Muddy politics: Democratic candidates duke it out for Maryland US Senate seat
The contest between congressman Rep. Chris Van Hollen and congresswoman Rep. Donna Edwards, both of Maryland, will determine who is most likely to succeed the longest-serving woman ever in the Senate, Sen. Barbara Mikulski, as she is retiring.
Both candidates largely agree on the issues, but while Van Hollen positions himself as a pragmatic deal-maker, Edwards stresses her story as a single, black mother. Edwards would also be only the second Africa-American woman ever to serve in the US Senate.
The contest has inflamed passions despite their shared progressive politics, even eliciting comment from neighboring states.
“The choice in this election is very clear,” Rep. Gerry Connolly (D-Virginia) said, according to the Associated Press. “It is whether the people of Maryland want somebody who can be effective, or somebody who’s going to bask in her own feelings of moral superiority because of various and sundry factors, and effectiveness has nothing to do with it.”
Interestingly, the Congressional Black Caucus and the Congressional Progressive Caucus have refused to back Edwards through their political arms, as even the White House urged Edwards to rescind an advertisement suggesting Van Hollen had supported the National Rifle Association.
Van Hollen is a close ally of House Minority Leader Nancy Pelosi and was seen as her successor before he entered the Senate race, AP reported.
Throwing a curve in the race, pro-women political group Emily’s List spent $3.4 million supporting Edwards.
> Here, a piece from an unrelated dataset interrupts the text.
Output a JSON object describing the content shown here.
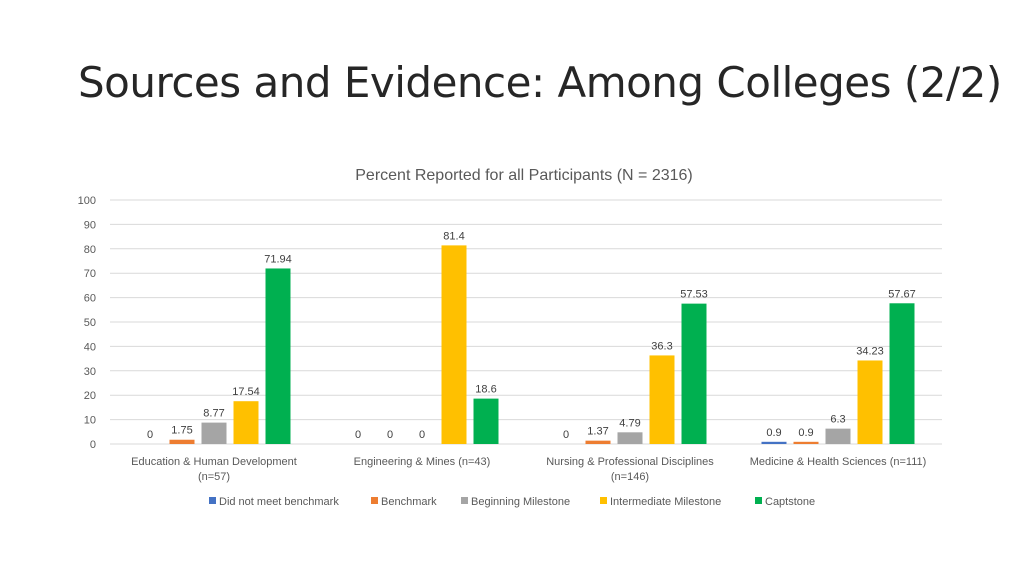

Emily’s List successfully backed Mikulski’s election as a lawmaker, and they want to replace her with another woman.
“We have not had an African-American woman senator for 17 years, and that’s just not acceptable,” said Marcy Stech, a spokeswoman for Emily’s List, told NPR. “Donna’s perspective as a single mom, someone who sent to Planned Parenthood for her health care, someone who had to talk with her son about how to interact with law enforcement – that’s exactly the kind of profile we need in the Senate.”
More than 40 percent of the Democratic primary electorate in Maryland is expected to be African-American, and turnout is expected to be high in the city of Baltimore, where two black women are front runners for the mayoral primary.
“It’s not that the black community doesn’t like Van Hollen. The issue is that there’s little ideological daylight between the two,” Mileah Kromer, a professor of political science and a pollster at Goucher College in Baltimore, told NPR. “Now you have an opportunity to send someone who actually looks like you to the Senate, and that’s not lost on a lot of black women in Baltimore City.”
AP reported a recent poll showing Van Hollen leading, but many expect the outcome to be close.